Posted by: Roy Schestowitz at October 26, 2006 08:56 AM

so how long will it be before the application AND the database AND the OS all come from Oracle?
Linux runs on just about every hardware size and vendor so the hardware becomes irrelevant and the cheapest (factor in reliability to get the real numbers on cheap) will win.
Port the database and all the apps to Oracle supported Linux and Oracle becomes a one stop shop for an enterprise solution (just add hardware, any hardware)

Posted by: Peter Burns at October 26, 2006 10:50 AM

I just re-read the title "With friends like these"...

The software market has been one of co-opetion for quite some time now. Most software vendors compete in one segment of the software market, and cooperate in other segments.

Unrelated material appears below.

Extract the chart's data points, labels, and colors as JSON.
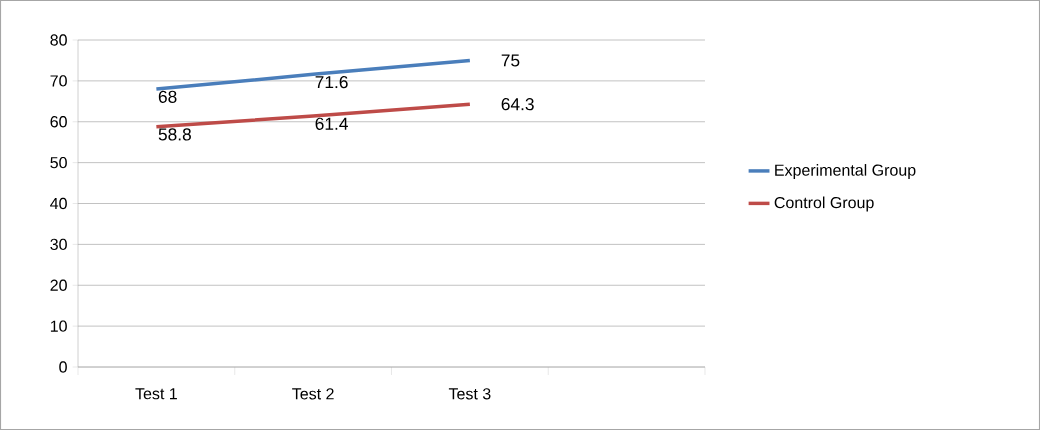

When Red Hat decided to move into the middleware market, its middleware partners (IBM, HP, Oracle, etc) didn't get the same sympathy you're asking us to give Red Hat.

NOTE: I truly believe that Red Hat is not going to suffer too much long term because of Oracle's announcement. At the end of the day, it's difficult to believe that Oracle can provide better support for RHEL, a product that they don't really have any influence over. Sure, Oracle could fork RHEL, but Oracle has almost zero OSS cred, and they'd get next to nowhere down that path.

Posted by: Savio Rodrigues at October 26, 2006 12:22 PM

This may sound naive - but I have always thought
of Red Hat as an FSF contributor and not a
kernel contributor. I don't regard any of these
companies as important to the kernel.